The properties of the workers launched by the docker-machine-based GitLab runner configurations are determined by the associated launch templates. For internal pipelines, separate launch templates are used for retriggered and production pipelines. In practice, this means that e.g. the pipeline-createrepo-runner tag will spawn workers based on the arr-cki.prod.lt.internal-general-worker launch template, while the staging-pipeline-test-runner tag will use the arr-cki.staging.lt.internal-general-worker launch template.

The current setup allows to test changes to the launch templates by retriggering internal pipelines. Most of these changes should apply equally well to the other pipeline types. Nevertheless, the launch templates could also be split for the other pipeline types.

GitLab runner machines

The AWS EC2 machines hosting the docker-machine-based GitLab runner configurations are only split for internal pipelines. In practice, this means that the pipeline-createrepo-runner and staging-pipeline-createrepo-runner tags are handled by GitLab runners on different AWS EC2 machines.

The current setup allows to test changes to the EC2 machine setup by retriggering internal pipelines. Most of these changes should apply equally well to the machines for the other pipeline types.

Nevertheless, the AWS EC2 machines hosting the docker-machine-based GitLab runners could also be split for the other pipeline types.

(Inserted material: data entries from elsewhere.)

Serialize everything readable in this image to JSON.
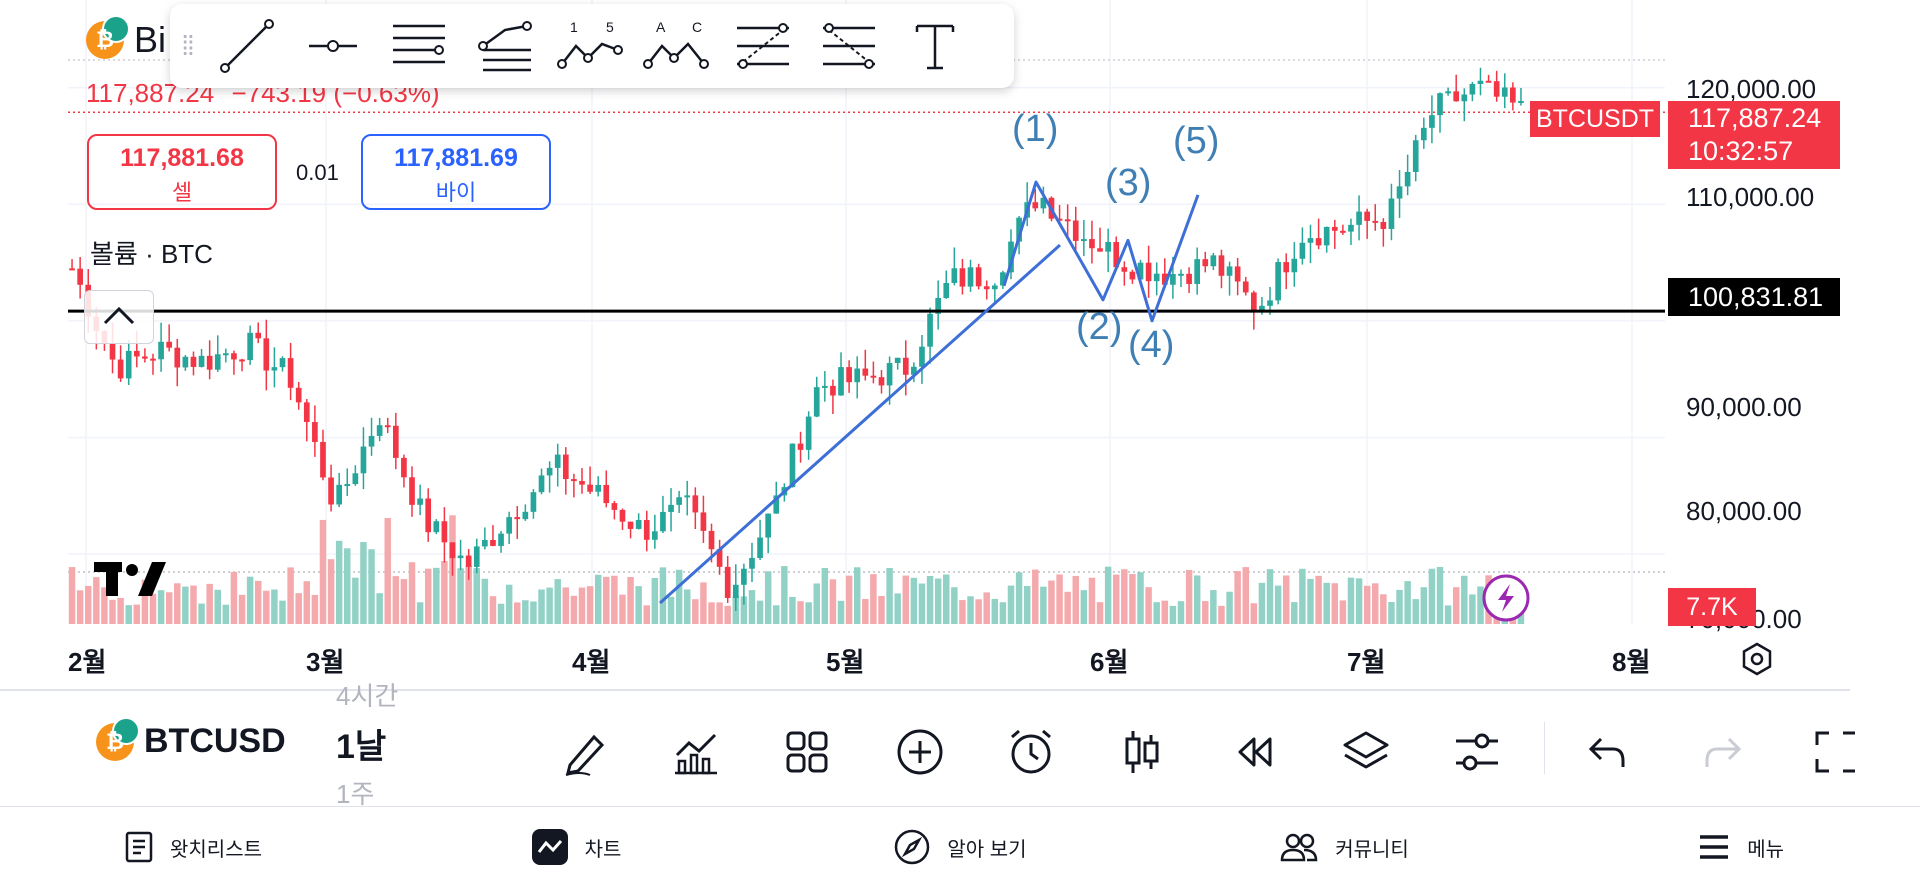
{
  "header": {
    "symbol_short": "Bi",
    "last_price": "117,887.24",
    "change": "−743.19 (−0.63%)"
  },
  "drawing_toolbar": {
    "tools": [
      "trend-line-tool",
      "horizontal-ray-tool",
      "parallel-lines-tool",
      "pitchfork-tool",
      "elliott-wave-tool",
      "abc-wave-tool",
      "fib-channel-tool",
      "fib-retracement-tool",
      "text-tool"
    ],
    "wave_tool_label": "1 5",
    "abc_tool_label": "A C",
    "text_tool_label": "T"
  },
  "order_buttons": {
    "sell_price": "117,881.68",
    "sell_label": "셀",
    "spread": "0.01",
    "buy_price": "117,881.69",
    "buy_label": "바이"
  },
  "volume_indicator": {
    "label": "볼륨 · BTC",
    "value": "7.7K"
  },
  "price_axis": {
    "ticks": [
      "120,000.00",
      "110,000.00",
      "90,000.00",
      "80,000.00",
      "70,000.00"
    ],
    "symbol_badge": "BTCUSDT",
    "current_price": "117,887.24",
    "countdown": "10:32:57",
    "horizontal_line_price": "100,831.81"
  },
  "time_axis": {
    "months": [
      "2월",
      "3월",
      "4월",
      "5월",
      "6월",
      "7월",
      "8월"
    ]
  },
  "elliott_wave_labels": [
    "(1)",
    "(2)",
    "(3)",
    "(4)",
    "(5)"
  ],
  "chart_data": {
    "type": "candlestick",
    "symbol": "BTCUSDT",
    "interval": "1D",
    "x": [
      "2월",
      "3월",
      "4월",
      "5월",
      "6월",
      "7월",
      "8월"
    ],
    "ylim": [
      74000,
      124000
    ],
    "y_ticks": [
      80000,
      90000,
      110000,
      120000
    ],
    "last_close": 117887.24,
    "horizontal_line": 100831.81,
    "trend_line": {
      "from_price": 75800,
      "to_price": 106500
    },
    "elliott_wave_points": [
      {
        "label": "(1)",
        "price": 111900
      },
      {
        "label": "(2)",
        "price": 101800
      },
      {
        "label": "(3)",
        "price": 106900
      },
      {
        "label": "(4)",
        "price": 100000
      },
      {
        "label": "(5)",
        "price": 110800
      }
    ],
    "path": [
      {
        "price": 104500
      },
      {
        "price": 96000
      },
      {
        "price": 97500
      },
      {
        "price": 96500
      },
      {
        "price": 98000
      },
      {
        "price": 95000
      },
      {
        "price": 84000
      },
      {
        "price": 92000
      },
      {
        "price": 83000
      },
      {
        "price": 79000
      },
      {
        "price": 83500
      },
      {
        "price": 87500
      },
      {
        "price": 85000
      },
      {
        "price": 82000
      },
      {
        "price": 84000
      },
      {
        "price": 77000
      },
      {
        "price": 84000
      },
      {
        "price": 94500
      },
      {
        "price": 95000
      },
      {
        "price": 96000
      },
      {
        "price": 103500
      },
      {
        "price": 104000
      },
      {
        "price": 111000
      },
      {
        "price": 107500
      },
      {
        "price": 105000
      },
      {
        "price": 104000
      },
      {
        "price": 105000
      },
      {
        "price": 101000
      },
      {
        "price": 107500
      },
      {
        "price": 108000
      },
      {
        "price": 109000
      },
      {
        "price": 118000
      },
      {
        "price": 120000
      },
      {
        "price": 118000
      }
    ],
    "grid": true,
    "legend": "none"
  },
  "bottom_toolbar": {
    "symbol": "BTCUSD",
    "interval_prev": "4시간",
    "interval": "1날",
    "interval_next": "1주"
  },
  "nav": [
    {
      "label": "왓치리스트",
      "icon": "watchlist-icon"
    },
    {
      "label": "차트",
      "icon": "chart-icon"
    },
    {
      "label": "알아 보기",
      "icon": "compass-icon"
    },
    {
      "label": "커뮤니티",
      "icon": "community-icon"
    },
    {
      "label": "메뉴",
      "icon": "menu-icon"
    }
  ],
  "colors": {
    "up": "#26a69a",
    "down": "#f23645",
    "wave_line": "#3d6fd6",
    "wave_text": "#3f7fb4",
    "volume_up": "#91d1c6",
    "volume_down": "#f4a9ac"
  }
}
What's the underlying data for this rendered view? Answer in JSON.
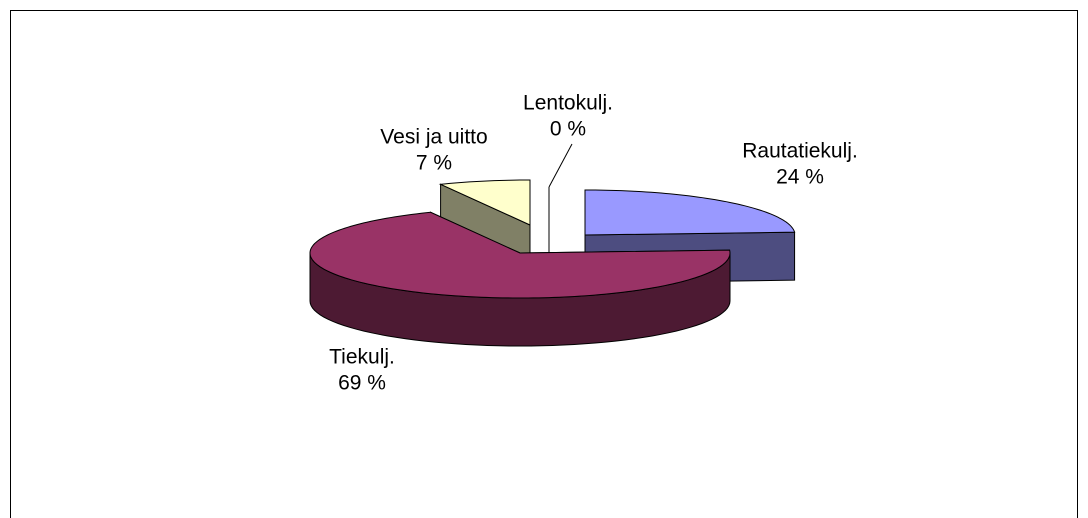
{
  "chart_data": {
    "type": "pie3d",
    "categories": [
      "Rautatiekulj.",
      "Tiekulj.",
      "Vesi ja uitto",
      "Lentokulj."
    ],
    "values": [
      24,
      69,
      7,
      0
    ],
    "value_labels": [
      "24 %",
      "69 %",
      "7 %",
      "0 %"
    ],
    "colors": [
      "#9999ff",
      "#993366",
      "#ffffcc",
      "#ffffff"
    ]
  }
}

For ofa pipelines, this would require two additional service accounts for the VPN connections as these cannot be shared across machines.

VPC subnets

Currently, the same VPC subnets are used for the dynamically spawned workers of retriggered and production pipelines. In practice, this means that e.g. the pipeline-createrepo-runner and staging-pipeline-createrepo-runner tags result in workers that share the same VPC subnets.

The subnets could also be split to further separate the workers for production pipelines from the workers for retriggered pipelines. This would avoid interference e.g. in the case of subnets running out of IP addresses.

S3 buckets

Currently, the same S3 buckets are used for retriggered and production pipelines. In practice, this means that e.g. retriggered pipelines share its ccache with the production pipelines.

The S3 buckets could also be split to further separate production pipelines from retriggered pipelines. This might require bot or pipeline changes to keep short pipelines (tests_only=true) working.